General rogue waves in the nonlocal PT-symmetric nonlinear Schrodinger equation

TL;DR

This paper explores new types of rogue waves in the nonlocal PT-symmetric nonlinear Schrödinger equation, revealing their explicit forms, diverse behaviors, and complex dynamics, which differ significantly from those in the local NLS equation.

Contribution

The study derives three new types of rogue waves with explicit expressions and analyzes their dynamics, expanding understanding of solutions in nonlocal PT-symmetric NLS equations.

Findings

Three types of rogue waves derived with explicit Schur polynomial expressions

Rogue waves exhibit wider variety and complex polynomial degrees

Dynamics include bounded waves and collapsing singularities, with novel pattern formations

Abstract

Rogue waves in the nonlocal PT-symmetric nonlinear Schrodinger (NLS) equation are studied by Darboux transformation. Three types of rogue waves are derived, and their explicit expressions in terms of Schur polynomials are presented. These rogue waves show a much wider variety than those in the local NLS equation.
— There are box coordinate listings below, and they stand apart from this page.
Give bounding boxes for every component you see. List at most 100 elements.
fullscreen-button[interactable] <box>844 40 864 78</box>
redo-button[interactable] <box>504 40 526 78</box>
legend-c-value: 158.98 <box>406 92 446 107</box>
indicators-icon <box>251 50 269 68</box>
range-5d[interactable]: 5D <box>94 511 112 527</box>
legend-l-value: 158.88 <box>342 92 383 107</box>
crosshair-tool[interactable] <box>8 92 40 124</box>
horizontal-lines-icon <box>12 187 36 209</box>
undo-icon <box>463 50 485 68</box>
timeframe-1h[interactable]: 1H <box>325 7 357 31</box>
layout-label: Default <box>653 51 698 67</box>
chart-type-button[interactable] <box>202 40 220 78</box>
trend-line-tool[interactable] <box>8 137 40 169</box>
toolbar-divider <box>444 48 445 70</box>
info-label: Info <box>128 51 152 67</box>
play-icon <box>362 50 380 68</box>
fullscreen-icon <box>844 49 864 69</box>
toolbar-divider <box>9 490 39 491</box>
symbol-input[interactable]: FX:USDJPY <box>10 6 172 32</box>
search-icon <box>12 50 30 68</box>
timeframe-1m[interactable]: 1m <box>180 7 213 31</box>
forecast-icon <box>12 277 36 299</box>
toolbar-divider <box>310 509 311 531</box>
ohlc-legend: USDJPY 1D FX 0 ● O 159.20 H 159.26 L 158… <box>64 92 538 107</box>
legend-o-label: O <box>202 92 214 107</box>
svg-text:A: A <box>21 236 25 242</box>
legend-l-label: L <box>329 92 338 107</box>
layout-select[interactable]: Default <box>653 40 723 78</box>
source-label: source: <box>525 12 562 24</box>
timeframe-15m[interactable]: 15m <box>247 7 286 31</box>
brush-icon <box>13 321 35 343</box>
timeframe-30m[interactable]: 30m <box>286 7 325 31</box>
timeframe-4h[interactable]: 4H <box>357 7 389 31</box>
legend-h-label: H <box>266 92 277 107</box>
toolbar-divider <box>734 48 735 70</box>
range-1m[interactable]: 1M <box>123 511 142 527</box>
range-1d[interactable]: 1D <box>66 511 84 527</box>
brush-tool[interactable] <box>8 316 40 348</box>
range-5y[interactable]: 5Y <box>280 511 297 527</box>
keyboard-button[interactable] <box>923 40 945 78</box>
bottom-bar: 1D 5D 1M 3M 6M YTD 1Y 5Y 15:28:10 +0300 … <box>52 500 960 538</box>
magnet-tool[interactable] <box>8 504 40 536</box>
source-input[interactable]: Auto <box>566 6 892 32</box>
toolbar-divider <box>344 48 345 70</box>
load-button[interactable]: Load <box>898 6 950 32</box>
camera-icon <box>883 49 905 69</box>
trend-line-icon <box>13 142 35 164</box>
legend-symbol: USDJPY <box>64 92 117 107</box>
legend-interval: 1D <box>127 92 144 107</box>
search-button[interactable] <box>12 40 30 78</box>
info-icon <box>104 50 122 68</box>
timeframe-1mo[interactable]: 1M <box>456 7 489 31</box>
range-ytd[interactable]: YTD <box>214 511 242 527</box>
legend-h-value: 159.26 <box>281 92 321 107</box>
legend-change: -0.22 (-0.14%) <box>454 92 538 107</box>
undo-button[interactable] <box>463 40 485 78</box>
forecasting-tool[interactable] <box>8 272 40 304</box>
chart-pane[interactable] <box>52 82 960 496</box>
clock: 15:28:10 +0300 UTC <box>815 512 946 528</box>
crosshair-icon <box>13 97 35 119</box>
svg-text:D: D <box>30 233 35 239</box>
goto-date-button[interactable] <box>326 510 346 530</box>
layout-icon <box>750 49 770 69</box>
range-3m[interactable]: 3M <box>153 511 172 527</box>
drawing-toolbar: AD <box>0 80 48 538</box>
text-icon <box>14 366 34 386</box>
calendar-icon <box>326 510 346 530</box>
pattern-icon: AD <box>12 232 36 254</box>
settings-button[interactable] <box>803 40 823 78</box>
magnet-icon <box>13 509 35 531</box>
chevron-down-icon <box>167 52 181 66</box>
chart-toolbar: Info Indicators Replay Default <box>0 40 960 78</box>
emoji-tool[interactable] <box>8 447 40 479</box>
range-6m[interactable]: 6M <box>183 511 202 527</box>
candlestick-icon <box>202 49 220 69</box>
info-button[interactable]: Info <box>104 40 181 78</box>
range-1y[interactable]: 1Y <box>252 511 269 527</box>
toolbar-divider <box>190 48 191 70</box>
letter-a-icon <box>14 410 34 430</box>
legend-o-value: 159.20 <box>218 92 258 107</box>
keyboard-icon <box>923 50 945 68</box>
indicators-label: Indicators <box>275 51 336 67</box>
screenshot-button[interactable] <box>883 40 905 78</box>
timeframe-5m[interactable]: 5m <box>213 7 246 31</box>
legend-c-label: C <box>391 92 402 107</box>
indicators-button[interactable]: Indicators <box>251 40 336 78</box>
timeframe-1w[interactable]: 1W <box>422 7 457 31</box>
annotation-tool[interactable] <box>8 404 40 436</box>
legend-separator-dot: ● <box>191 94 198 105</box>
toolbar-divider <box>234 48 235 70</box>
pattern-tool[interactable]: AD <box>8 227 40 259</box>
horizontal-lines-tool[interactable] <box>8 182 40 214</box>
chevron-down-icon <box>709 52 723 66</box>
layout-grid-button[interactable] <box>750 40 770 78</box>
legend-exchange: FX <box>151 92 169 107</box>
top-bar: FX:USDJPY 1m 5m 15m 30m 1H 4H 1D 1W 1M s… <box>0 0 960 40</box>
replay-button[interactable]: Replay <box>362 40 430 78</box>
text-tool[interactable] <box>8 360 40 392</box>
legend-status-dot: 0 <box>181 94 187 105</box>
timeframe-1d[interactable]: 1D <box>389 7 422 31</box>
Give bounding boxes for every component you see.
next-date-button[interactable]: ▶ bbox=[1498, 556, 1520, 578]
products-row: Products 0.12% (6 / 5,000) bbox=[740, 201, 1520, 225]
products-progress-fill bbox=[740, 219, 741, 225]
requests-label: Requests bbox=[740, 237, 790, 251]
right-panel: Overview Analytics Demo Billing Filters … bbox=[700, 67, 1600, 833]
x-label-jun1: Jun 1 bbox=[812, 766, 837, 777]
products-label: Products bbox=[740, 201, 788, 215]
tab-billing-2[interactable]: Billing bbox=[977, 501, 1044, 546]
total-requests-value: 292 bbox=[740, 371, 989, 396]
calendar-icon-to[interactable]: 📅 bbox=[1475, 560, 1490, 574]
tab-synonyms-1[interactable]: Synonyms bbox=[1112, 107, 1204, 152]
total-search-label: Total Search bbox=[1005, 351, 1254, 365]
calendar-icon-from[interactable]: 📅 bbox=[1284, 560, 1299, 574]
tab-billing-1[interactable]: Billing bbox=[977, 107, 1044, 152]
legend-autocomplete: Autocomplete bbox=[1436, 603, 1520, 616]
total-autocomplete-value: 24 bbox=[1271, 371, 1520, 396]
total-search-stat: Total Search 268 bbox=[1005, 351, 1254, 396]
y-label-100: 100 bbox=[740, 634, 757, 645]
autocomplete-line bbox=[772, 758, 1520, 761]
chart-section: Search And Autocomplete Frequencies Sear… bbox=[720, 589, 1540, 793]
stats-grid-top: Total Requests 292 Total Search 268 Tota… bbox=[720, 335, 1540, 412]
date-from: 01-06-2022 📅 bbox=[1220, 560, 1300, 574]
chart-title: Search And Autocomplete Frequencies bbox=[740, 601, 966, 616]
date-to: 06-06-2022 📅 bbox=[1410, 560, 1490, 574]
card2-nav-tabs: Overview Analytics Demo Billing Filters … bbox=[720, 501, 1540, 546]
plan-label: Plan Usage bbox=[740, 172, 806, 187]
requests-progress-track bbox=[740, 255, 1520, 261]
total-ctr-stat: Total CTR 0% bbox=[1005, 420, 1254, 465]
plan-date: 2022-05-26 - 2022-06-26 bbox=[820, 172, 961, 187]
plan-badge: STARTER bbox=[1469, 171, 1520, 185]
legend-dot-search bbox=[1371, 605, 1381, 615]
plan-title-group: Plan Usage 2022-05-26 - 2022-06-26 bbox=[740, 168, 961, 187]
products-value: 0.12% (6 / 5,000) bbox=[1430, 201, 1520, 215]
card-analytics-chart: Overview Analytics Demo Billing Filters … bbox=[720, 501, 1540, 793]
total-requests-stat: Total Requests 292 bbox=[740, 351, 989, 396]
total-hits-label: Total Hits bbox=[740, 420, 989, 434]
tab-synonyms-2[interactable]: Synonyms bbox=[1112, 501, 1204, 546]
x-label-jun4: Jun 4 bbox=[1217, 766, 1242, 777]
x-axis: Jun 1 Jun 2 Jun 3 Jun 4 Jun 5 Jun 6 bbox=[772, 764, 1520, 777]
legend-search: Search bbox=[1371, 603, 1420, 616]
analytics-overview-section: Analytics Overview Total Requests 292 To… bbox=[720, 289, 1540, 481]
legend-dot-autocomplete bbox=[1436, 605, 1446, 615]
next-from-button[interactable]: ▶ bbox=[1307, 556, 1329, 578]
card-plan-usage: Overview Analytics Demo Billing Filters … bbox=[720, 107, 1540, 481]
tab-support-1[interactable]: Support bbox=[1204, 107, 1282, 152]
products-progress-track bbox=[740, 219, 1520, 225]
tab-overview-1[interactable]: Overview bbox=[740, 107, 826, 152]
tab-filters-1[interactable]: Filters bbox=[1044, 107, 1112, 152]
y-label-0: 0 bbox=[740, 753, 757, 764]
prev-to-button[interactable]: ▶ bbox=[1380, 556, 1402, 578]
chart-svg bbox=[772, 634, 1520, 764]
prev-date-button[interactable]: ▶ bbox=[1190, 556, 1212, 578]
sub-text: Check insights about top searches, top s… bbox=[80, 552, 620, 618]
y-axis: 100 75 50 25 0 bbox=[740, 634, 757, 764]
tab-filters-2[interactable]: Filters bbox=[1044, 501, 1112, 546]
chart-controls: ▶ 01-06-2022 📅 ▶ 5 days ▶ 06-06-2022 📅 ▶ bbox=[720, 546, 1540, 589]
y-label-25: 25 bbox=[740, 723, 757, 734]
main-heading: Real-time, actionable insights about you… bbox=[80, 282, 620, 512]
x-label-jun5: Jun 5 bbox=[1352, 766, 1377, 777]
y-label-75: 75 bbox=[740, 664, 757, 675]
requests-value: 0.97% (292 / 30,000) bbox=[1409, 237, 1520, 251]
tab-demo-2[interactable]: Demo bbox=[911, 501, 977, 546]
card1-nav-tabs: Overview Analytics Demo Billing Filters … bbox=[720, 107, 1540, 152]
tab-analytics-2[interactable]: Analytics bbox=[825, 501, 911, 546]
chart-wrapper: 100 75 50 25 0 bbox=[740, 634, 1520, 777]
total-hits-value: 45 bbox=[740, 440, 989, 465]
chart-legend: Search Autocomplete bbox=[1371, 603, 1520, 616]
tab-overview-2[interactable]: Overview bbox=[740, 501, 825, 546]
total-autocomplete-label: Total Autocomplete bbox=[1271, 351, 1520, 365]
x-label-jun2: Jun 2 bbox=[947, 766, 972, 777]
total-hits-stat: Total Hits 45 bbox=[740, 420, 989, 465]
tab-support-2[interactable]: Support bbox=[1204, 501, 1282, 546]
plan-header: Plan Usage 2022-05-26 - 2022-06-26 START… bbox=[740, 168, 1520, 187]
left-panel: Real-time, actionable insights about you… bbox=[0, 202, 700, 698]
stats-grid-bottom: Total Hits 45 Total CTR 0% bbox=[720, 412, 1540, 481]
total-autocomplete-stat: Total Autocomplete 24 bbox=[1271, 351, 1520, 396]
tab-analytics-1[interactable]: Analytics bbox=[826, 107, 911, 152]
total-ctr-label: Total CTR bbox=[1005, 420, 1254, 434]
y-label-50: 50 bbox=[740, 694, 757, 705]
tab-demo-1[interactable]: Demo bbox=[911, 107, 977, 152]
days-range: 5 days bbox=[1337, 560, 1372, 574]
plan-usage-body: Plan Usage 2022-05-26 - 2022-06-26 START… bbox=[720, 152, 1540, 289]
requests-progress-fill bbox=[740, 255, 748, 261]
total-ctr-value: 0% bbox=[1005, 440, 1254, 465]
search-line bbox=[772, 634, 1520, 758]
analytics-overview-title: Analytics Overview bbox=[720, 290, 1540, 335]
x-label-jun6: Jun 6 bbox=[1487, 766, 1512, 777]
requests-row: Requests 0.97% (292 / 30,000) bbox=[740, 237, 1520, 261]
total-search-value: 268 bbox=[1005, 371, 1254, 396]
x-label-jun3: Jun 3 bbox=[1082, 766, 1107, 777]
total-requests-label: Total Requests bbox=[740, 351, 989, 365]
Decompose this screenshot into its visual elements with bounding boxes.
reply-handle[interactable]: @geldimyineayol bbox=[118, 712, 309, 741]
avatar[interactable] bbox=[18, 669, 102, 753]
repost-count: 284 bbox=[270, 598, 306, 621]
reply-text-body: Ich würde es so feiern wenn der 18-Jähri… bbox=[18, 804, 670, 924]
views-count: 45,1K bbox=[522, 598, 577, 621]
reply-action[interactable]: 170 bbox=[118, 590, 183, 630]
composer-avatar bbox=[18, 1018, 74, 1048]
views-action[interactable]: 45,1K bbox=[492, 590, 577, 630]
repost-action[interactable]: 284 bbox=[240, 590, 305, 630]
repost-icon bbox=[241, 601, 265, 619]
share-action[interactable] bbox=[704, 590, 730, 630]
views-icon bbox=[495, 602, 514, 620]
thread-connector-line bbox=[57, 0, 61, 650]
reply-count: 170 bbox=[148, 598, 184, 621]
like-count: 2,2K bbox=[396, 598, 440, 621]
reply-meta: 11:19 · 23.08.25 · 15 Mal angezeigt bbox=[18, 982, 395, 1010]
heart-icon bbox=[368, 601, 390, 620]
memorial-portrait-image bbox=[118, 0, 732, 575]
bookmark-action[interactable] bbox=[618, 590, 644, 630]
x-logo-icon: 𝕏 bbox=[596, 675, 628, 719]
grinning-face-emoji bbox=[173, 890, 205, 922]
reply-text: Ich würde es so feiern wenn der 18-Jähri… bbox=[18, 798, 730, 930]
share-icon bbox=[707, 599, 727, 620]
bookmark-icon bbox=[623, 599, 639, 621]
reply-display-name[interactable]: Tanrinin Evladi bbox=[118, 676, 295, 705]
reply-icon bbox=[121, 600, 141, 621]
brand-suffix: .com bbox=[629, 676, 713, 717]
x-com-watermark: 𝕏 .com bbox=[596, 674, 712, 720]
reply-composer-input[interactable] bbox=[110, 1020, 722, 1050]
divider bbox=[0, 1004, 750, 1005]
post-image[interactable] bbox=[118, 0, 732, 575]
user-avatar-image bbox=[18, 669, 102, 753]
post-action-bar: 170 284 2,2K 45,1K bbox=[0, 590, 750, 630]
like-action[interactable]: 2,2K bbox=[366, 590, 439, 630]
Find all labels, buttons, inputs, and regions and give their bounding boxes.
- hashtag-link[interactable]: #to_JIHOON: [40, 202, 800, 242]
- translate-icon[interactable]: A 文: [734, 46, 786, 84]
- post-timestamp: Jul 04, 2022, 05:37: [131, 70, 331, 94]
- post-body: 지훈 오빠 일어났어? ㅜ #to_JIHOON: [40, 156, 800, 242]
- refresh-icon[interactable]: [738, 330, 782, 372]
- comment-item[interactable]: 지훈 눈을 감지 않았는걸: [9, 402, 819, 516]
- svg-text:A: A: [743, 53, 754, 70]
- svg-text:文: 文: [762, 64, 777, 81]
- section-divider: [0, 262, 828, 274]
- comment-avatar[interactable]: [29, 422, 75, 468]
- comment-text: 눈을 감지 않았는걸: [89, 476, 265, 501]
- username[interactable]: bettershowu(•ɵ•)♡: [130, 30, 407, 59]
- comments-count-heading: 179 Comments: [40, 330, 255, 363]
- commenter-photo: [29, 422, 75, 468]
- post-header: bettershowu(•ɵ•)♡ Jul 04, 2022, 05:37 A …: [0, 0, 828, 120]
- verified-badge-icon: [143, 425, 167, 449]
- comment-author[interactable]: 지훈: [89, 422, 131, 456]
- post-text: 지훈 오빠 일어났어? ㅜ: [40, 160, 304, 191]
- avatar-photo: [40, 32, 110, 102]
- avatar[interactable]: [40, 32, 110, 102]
For instance, the polynomial degrees of their denominators can be not only $n(n+1)$, but also $n(n-1)+1$ and $n^2$, where $n$ is an arbitrary positive integer. Dynamics of these rogue waves is also examined. It is shown that these rogue waves can be bounded for all space and time, or develop collapsing singularities, depending on their types as well as values of their free parameters. In addition, the solution dynamics exhibits rich patterns, most of which have no counterparts in the local NLS equation.